* MSCI's world equity index falls 0.1%
* European shares turn slightly positive
* Investors doubt U.S. delisting threat will be carried out
* Dollar stands firm
* Graphic: World FX rates in 2019 http://tmsnrt.rs/2egbfVh
By Tom Wilson
LONDON, Sept 30 (Reuters) - World shares on Monday largely
shrugged off reports that Washington is considering delisting
Chinese companies from U.S. stock exchanges, with market players
downplaying the likelihood of such radical escalation of the
U.S.-China trade war.
U.S. President Donald Trump is looking at the move as part
of a broader effort to limit U.S. investment in Chinese
companies, sources told Reuters on Friday, though it was not
clear how any such delisiting would work. But MSCI's world equity index .MIWD00000PUS , which tracks
shares in 47 countries, was little changed, down 0.1%. MSCI's
broadest index of Asia-Pacific shares outside Japan
.MIAPJ0000PUS also slipped just 0.1%.
Europe's Euro STOXX 600 .STOXX turned positive, ekeing out
a 0.1% gain after opening lower. Markets in Frankfurt .GDAX ,
Paris .FCHI and London .FTSE were flat.
Wall Street futures gauges NQcv1 suggested that U.S.
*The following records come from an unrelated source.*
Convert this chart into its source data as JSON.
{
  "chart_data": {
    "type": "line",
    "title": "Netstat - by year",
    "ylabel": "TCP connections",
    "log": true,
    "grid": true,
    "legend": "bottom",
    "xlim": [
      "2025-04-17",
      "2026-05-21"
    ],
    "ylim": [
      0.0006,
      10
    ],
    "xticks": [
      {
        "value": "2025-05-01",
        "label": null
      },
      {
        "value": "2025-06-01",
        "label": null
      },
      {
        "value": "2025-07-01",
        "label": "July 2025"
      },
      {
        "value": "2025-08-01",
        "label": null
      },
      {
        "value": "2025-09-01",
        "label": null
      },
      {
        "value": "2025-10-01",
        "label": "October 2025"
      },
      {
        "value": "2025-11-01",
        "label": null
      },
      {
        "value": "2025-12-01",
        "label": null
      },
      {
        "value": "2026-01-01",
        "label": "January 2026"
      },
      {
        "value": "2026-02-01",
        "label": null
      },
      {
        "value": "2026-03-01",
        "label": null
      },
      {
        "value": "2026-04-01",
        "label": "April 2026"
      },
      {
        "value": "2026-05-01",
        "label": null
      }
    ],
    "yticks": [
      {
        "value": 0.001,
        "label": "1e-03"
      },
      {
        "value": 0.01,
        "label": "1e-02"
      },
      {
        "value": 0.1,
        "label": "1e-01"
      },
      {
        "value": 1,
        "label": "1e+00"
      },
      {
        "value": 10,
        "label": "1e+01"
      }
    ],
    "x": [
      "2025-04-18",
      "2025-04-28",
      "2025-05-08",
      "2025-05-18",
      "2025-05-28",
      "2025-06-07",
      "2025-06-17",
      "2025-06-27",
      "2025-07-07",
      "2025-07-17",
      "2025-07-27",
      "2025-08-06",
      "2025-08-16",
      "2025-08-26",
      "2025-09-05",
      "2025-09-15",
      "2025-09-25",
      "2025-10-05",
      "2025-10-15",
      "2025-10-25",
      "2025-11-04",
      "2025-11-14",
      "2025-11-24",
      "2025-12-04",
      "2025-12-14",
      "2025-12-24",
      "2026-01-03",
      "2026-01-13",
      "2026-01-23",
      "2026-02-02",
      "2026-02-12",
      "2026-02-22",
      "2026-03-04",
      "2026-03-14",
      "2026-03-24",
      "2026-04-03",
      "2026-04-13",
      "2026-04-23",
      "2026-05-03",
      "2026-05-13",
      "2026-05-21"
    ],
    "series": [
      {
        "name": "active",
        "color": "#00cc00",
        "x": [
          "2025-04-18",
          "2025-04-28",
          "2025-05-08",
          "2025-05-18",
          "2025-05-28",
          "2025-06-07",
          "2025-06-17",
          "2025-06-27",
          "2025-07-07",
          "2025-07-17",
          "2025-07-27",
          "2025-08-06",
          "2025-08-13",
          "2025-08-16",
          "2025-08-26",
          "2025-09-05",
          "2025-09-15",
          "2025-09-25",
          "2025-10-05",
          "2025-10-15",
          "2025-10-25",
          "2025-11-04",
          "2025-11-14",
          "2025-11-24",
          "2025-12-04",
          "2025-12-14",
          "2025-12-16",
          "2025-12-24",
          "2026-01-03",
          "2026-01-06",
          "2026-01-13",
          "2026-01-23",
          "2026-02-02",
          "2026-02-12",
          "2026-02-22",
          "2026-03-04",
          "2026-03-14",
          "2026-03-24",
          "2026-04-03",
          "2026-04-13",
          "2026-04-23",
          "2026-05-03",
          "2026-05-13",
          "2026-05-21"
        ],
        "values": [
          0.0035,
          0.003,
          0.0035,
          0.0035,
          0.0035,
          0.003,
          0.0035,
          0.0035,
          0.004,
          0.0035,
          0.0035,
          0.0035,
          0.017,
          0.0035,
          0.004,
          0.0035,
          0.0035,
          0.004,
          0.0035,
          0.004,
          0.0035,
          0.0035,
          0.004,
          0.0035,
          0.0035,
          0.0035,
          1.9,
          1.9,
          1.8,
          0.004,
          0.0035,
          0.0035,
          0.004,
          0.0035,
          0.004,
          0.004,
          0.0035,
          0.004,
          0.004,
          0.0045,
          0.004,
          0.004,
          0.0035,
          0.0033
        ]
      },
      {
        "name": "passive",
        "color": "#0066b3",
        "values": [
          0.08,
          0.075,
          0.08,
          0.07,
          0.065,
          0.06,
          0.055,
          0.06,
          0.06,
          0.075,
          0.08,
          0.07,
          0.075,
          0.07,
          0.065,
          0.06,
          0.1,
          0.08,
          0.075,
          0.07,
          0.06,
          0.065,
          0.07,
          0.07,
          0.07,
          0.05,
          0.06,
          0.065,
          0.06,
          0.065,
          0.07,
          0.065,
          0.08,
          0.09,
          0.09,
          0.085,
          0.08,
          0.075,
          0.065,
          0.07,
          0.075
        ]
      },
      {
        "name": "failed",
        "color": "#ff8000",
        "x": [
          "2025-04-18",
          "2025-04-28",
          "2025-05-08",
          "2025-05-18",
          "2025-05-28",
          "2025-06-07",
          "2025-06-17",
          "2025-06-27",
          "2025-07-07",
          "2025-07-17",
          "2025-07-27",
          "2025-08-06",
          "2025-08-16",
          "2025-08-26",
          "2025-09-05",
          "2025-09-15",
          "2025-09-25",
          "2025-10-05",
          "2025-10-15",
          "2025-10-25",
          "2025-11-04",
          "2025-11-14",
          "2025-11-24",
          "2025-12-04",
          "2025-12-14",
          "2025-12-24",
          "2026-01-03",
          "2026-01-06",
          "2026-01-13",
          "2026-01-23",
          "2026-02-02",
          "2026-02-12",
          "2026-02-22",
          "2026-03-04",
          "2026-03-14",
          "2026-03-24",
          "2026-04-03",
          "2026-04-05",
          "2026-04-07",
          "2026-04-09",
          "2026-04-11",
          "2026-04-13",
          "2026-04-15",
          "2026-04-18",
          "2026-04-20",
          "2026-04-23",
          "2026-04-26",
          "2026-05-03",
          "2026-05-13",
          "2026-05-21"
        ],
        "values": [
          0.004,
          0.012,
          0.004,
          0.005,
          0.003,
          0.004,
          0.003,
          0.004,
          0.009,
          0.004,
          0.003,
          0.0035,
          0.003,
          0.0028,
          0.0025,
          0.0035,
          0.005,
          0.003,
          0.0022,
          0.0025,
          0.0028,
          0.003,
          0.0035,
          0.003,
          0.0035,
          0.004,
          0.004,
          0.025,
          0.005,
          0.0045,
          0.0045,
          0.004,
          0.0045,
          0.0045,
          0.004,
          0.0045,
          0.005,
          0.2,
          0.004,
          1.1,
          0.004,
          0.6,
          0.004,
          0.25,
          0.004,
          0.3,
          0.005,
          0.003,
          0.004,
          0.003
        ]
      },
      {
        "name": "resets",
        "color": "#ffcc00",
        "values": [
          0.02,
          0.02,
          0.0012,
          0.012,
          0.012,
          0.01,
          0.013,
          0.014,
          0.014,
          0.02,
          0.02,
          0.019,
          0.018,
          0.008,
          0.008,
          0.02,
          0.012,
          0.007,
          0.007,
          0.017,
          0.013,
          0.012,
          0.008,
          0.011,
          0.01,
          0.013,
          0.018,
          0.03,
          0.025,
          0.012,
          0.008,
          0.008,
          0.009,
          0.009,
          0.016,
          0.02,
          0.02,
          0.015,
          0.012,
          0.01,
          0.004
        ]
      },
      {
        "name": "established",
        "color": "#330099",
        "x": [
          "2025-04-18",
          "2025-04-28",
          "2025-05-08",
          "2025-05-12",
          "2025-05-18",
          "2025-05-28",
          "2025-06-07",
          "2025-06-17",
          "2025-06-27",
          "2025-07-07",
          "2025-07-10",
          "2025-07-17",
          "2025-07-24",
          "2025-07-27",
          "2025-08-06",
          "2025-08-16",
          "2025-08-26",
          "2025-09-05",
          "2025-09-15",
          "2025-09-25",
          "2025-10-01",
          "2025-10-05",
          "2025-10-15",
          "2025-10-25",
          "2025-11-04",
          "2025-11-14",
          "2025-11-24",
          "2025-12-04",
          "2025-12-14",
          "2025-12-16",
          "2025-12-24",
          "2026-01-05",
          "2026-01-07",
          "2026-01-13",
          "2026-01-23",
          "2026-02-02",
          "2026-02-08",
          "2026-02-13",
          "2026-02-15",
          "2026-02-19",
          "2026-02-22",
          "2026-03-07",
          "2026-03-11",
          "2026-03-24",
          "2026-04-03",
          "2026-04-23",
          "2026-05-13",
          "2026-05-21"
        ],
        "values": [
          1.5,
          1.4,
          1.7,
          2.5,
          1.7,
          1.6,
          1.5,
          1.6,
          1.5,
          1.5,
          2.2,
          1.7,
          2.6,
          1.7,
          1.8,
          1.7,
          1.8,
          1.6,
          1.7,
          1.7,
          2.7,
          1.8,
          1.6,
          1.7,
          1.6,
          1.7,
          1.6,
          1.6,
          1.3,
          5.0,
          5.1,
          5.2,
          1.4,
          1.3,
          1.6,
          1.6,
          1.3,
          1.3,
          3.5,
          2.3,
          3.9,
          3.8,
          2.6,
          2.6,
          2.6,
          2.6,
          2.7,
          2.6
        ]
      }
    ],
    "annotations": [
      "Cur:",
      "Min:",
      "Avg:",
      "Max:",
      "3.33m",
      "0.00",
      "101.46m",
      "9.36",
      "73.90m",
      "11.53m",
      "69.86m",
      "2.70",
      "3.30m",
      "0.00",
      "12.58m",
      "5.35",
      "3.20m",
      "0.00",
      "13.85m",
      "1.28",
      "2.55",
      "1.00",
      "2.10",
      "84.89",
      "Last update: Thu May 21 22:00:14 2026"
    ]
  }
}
stocks would bounce back, indicating gains of 0.4%. The concern
around the latest Sino-U.S. tensions had caused U.S. stocks to
fall on Friday, with the Nasdaq .NDX losing 1%.
The news also knocked Chinese shares listed on U.S.
exchanges on Friday. Alibaba Group BABA.N and JD.com JD.O
both lost 5% to 6% on Friday.
China warned on Monday of instability in international
markets from any "decoupling" of China and the United States
following the reports, noting a U.S. Treasury response that said
there were no immediate plans to block Chinese listings.
Market players said equity markets thought the threat of
delisting was just a tactic before U.S.-China trade talks resume
next week. Investors are accustomed to belligerence from Trump
before he dials down his rhetoric, said Luca Paolini, chief
strategist at Pictet Asset Management.
"It's a strategy that we have seen in the past - keeping the
pressure very high and then settling for whatever deal is
possible," he said.
Any progress in talks next month would probably fall short
of a comprehensive deal, he added. "It's more likely than not
that there will some kind of agreement that would be more
cosmetic in nature."
Also supporting the mood in Asia was economic data from
China on Monday that showed sustained weakness in exports but a
surprising improvement in domestic consumption indicators.
"This is better than what the market was expecting," said
Alessia Berardi, senior economist at Amundi Pioneer, adding that
markets were downplaying the likelihood of a major escalation in
the trade war by Washington.
"The probability of implementing the (delisting) decision
for the market is still quite low," she said.
Chinese markets will trade only on Monday before a week-long
holiday that marks the 70th anniversary of the founding of the
People's Republic of China.
World shares have shed 0.1% this quarter after gains in the
previous two quarters.
In currency markets, the dollar found broad support as
investors stuck to assets perceived as safe havens.
The dollar was little changed against a basket of six major
currencies .DXY at 99.077. Earlier this month it reached
99.37, its highest in more than two years.
China's offshore yuan CNH=EBS also held steady, trading at
7.135 per dollar.
Oil prices slipped after the Chinese economic data, with
the trade war weighing on growth in demand at the world's
largest crude importer. Brent crude LCOc1 futures fell 44
cents to $61.47 a barrel by 0812 GMT.